Walter Payton would have turned 63 today, so now seems a good time to answer a question I am often asked:
Who is the best all-around football player you have ever covered?
Marcus Dupree was the most gifted. Brett Favre was the most fun to watch. Jerry Rice could catch the ball best and was the most graceful. Ray Guy could kick it the highest and the farthest. Archie Manning was the most beloved.
In Mississippi, we have been blessed to watch, first-hand, so many of the best to ever play the sport. Jackie Slater and Gene Hickerson, both Pro Football Hall of Famers, would be in the first sentence of any discussion about the best offensive linemen in football history. Guy is the best punter. Rice is the best receiver (and Lance Alworth wouldn’t be far behind). Willie Brown and Lem Barney are two of the greatest cornerbacks. Ask some really old-timers and they will tell your Bruiser Kinard was the best to ever play. And we could go on and on…

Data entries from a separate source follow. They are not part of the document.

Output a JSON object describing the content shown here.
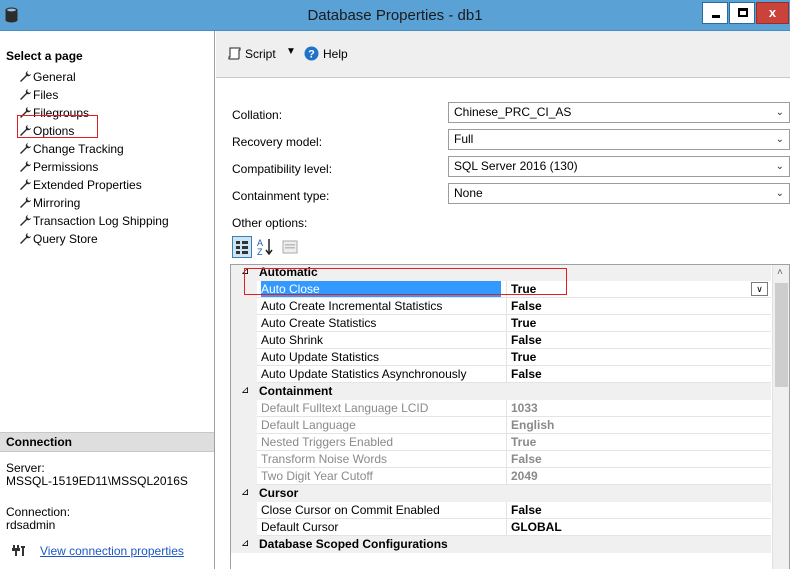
{
  "window": {
    "title": "Database Properties - db1",
    "close_label": "x"
  },
  "sidebar": {
    "heading": "Select a page",
    "items": [
      {
        "label": "General"
      },
      {
        "label": "Files"
      },
      {
        "label": "Filegroups"
      },
      {
        "label": "Options"
      },
      {
        "label": "Change Tracking"
      },
      {
        "label": "Permissions"
      },
      {
        "label": "Extended Properties"
      },
      {
        "label": "Mirroring"
      },
      {
        "label": "Transaction Log Shipping"
      },
      {
        "label": "Query Store"
      }
    ],
    "selected_item": "Options"
  },
  "connection": {
    "heading": "Connection",
    "server_label": "Server:",
    "server_value": "MSSQL-1519ED11\\MSSQL2016S",
    "connection_label": "Connection:",
    "connection_value": "rdsadmin",
    "link_text": "View connection properties"
  },
  "toolbar": {
    "script_label": "Script",
    "help_label": "Help"
  },
  "fields": {
    "collation": {
      "label": "Collation:",
      "value": "Chinese_PRC_CI_AS"
    },
    "recovery": {
      "label": "Recovery model:",
      "value": "Full"
    },
    "compat": {
      "label": "Compatibility level:",
      "value": "SQL Server 2016 (130)"
    },
    "containment": {
      "label": "Containment type:",
      "value": "None"
    },
    "other_options_label": "Other options:"
  },
  "grid": {
    "rows": [
      {
        "type": "category",
        "name": "Automatic"
      },
      {
        "type": "prop",
        "name": "Auto Close",
        "value": "True",
        "selected": true
      },
      {
        "type": "prop",
        "name": "Auto Create Incremental Statistics",
        "value": "False"
      },
      {
        "type": "prop",
        "name": "Auto Create Statistics",
        "value": "True"
      },
      {
        "type": "prop",
        "name": "Auto Shrink",
        "value": "False"
      },
      {
        "type": "prop",
        "name": "Auto Update Statistics",
        "value": "True"
      },
      {
        "type": "prop",
        "name": "Auto Update Statistics Asynchronously",
        "value": "False"
      },
      {
        "type": "category",
        "name": "Containment"
      },
      {
        "type": "prop",
        "name": "Default Fulltext Language LCID",
        "value": "1033",
        "disabled": true
      },
      {
        "type": "prop",
        "name": "Default Language",
        "value": "English",
        "disabled": true
      },
      {
        "type": "prop",
        "name": "Nested Triggers Enabled",
        "value": "True",
        "disabled": true
      },
      {
        "type": "prop",
        "name": "Transform Noise Words",
        "value": "False",
        "disabled": true
      },
      {
        "type": "prop",
        "name": "Two Digit Year Cutoff",
        "value": "2049",
        "disabled": true
      },
      {
        "type": "category",
        "name": "Cursor"
      },
      {
        "type": "prop",
        "name": "Close Cursor on Commit Enabled",
        "value": "False"
      },
      {
        "type": "prop",
        "name": "Default Cursor",
        "value": "GLOBAL"
      },
      {
        "type": "category",
        "name": "Database Scoped Configurations"
      }
    ]
  }
}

But, the best all-around football player these eyes have ever seen?
I answered it in the first sentence: Walter Jerry Payton, from Columbia and Jackson State.
He wasn’t the biggest, the fastest, the quickest or the most gifted. But, pound for pound, when you take into account all phases of the game, he was the best. Hard to believe he died a young man at 45 nearly 18 years ago on Nov. 1, 1999. That’s right. Mississippians are graduating from high school now who were not yet born when Walter died.
I was 18 and working at the Hattiesburg American the first time I ever heard his name. A woman named Eva B. Beets, our Columbia correspondent, would call every Friday night to give us a report on the Columbia Wildcats.
“Riiiiiickey,” she would say in the most syrupy of southern accents, “you’re not going to believe what that Payton boy went and did tonight.”
Sometimes, I didn’t.
One night she told me: “He scored six touchdowns tonight and on the last one he ran the last 50 yards baaaaaackwards.”
The backwards touchdown was the last straw for many of the Division I southern college recruiters. Remember, this was right at the cusp of integration. Indeed, Payton was playing on the first integrated team at Columbia. The recruiters didn’t want African American players who would be perceived as flamboyant or “showboats.”
Never mind that Payton eventually was that rare NFL star who would score a touchdown and simply hand the ball to the referee. Never mind that he got a chance to do that 125 times in the NFL after doing it 63 times in college. He was a touchdown machine.
He was that because he out-worked everyone else. In the off-season, his workouts were legendary. Teammates would try to keep up with him. They often quit halfway through, leaving a trail of vomit behind them.
He was a punishing runner, a punishing blocker. He hurt people.
I once asked D.D. Lewis, the great Mississippi State and Dallas Cowboys linebacker: “Who was the hardest guy to tackle?”
“Walter Payton,” he answered.
Why?
“Walter was like trying to tackle a run-away, 215-pound bowling ball. It hurt,” D.D. said.
And did you know Payton also completed 11 passes in his NFL career? Yes, and eight went for touchdowns.
And did you know he was the Bears’ back-up punter? And did you know he punted and place-kicked for Jackson State. Did you know he kicked 53 extra points and five field goals as a JSU Tiger?
He was, without question, the best pass protector, as a running back, I ever saw. He didn’t just block folks. He punished them. I can only imagine what he would have been like as a strong safety.
Everyone has an opinion on who was the best all-around football player they ever saw. Now, on what is his 63rd birthday, you have mine.